I think you’re right on the money with this line of thought. Economists are trapped in a paradigm that sees overseas production as helpful to our economy, because of lower cost products. What they don’t see is that the loss of manufacturing jobs kills the wages of low and semi-skilled workers, who make up the vast majority of consumers (boy, do I hate that term).
Now you be right ’bout that. I know it doesn’t appear so, but, I’ve been around. Was a travel agent for 28 years. Been everywhere but Africa and Antarctica. No OTHER countries have an “ALL YOU CAN EAT BUFFET” but US!!
You got that right. I almost forgot THAT unfulfilled promise. Now he’s pushing for AFWTA, “All the Fucking World Trade Agreement”.
“I am firmly in the camp of cyclical unemployment”

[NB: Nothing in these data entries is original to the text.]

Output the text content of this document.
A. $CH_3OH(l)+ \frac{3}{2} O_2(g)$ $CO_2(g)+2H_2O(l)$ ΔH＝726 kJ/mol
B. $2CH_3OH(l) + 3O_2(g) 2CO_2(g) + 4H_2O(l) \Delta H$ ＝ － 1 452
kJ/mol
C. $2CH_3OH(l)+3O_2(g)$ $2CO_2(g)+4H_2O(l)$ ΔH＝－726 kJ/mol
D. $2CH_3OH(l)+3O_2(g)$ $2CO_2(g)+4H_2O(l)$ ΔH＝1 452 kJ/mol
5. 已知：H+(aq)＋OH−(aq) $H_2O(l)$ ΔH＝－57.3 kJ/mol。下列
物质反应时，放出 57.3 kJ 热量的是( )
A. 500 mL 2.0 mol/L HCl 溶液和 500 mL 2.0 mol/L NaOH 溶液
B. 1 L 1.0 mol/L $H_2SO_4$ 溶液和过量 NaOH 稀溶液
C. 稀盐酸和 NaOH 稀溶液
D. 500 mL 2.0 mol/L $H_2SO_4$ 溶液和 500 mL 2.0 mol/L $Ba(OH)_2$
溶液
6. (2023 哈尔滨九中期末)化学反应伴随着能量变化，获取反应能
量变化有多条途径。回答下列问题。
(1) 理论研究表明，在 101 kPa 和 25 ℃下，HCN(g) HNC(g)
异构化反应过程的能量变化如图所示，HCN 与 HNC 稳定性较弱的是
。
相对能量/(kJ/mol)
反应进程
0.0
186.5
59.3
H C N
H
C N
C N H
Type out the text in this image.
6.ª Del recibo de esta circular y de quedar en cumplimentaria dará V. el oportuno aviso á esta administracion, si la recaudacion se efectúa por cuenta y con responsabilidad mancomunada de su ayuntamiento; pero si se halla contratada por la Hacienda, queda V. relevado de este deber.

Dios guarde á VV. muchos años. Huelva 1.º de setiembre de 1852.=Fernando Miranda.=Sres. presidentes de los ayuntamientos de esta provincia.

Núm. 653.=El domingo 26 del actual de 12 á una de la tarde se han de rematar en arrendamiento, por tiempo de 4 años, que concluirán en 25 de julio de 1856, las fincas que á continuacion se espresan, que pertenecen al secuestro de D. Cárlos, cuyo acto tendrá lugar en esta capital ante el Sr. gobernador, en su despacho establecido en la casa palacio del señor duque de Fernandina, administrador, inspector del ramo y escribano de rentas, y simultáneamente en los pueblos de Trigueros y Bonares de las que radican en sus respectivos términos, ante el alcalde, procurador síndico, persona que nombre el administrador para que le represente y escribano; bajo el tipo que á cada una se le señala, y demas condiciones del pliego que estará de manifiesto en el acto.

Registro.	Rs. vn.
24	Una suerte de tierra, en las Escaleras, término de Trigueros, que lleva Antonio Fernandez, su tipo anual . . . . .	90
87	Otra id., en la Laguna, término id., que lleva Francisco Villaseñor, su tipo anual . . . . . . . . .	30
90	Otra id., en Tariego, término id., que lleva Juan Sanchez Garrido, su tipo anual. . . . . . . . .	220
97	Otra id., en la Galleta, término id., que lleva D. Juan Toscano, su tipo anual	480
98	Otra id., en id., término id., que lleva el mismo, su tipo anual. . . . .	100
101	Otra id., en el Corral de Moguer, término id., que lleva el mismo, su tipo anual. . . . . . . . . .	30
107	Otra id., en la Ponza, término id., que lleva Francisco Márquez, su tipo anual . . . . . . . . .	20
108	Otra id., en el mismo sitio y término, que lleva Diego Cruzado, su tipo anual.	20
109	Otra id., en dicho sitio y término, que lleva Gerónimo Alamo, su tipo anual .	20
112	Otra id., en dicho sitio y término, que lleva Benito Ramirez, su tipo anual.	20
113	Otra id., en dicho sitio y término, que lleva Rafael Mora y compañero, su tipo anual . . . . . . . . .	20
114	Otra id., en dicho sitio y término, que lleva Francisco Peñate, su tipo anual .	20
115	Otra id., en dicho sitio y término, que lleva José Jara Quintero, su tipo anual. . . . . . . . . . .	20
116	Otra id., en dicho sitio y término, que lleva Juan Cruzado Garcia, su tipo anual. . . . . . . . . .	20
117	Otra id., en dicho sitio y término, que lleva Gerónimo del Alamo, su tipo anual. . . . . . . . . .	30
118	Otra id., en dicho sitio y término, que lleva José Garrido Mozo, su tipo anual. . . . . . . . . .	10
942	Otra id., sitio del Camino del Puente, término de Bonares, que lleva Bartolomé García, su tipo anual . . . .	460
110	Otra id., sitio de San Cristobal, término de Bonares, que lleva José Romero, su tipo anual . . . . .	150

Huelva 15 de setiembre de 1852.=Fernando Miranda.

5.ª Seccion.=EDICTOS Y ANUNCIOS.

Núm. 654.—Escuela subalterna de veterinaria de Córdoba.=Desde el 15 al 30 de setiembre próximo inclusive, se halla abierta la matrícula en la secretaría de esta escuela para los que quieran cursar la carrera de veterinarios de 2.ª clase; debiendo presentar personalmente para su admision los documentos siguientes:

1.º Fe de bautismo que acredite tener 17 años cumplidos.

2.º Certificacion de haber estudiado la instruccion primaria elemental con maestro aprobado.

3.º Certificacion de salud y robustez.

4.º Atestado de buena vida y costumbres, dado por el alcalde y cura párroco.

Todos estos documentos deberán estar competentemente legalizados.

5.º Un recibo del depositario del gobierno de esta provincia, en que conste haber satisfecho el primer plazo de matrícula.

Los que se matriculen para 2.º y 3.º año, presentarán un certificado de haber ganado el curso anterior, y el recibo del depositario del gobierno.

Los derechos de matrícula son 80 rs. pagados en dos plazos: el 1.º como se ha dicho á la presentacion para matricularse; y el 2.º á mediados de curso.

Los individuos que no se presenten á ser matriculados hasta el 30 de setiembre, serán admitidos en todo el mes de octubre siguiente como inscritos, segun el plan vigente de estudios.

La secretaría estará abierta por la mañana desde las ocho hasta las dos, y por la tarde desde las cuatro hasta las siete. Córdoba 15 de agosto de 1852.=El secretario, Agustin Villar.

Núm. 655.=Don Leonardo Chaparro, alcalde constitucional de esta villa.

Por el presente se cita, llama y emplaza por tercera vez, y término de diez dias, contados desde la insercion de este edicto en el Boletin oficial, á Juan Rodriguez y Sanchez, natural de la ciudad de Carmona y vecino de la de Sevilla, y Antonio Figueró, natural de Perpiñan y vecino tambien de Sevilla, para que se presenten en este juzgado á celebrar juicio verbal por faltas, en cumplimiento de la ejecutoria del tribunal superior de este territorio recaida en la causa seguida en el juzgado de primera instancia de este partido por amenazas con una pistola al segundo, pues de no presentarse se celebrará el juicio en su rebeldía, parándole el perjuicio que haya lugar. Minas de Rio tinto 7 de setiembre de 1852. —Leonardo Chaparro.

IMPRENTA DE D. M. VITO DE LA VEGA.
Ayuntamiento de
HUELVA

I disagree completely. Our employment problems do not seem cyclical in nature. Rather, they seem to be policy based.
Which policies? The worst would be: WTO/GATT/Free Trade, FSA and financial deregulation.
Looking back in history, we have adopted the trade policies of the Confederacy. It’s designed to devalue humanity.
Why talk about education when we don’t even employ all of our educated citizens? Ditch the Confederate economic and trde policies…. then we can talk about education.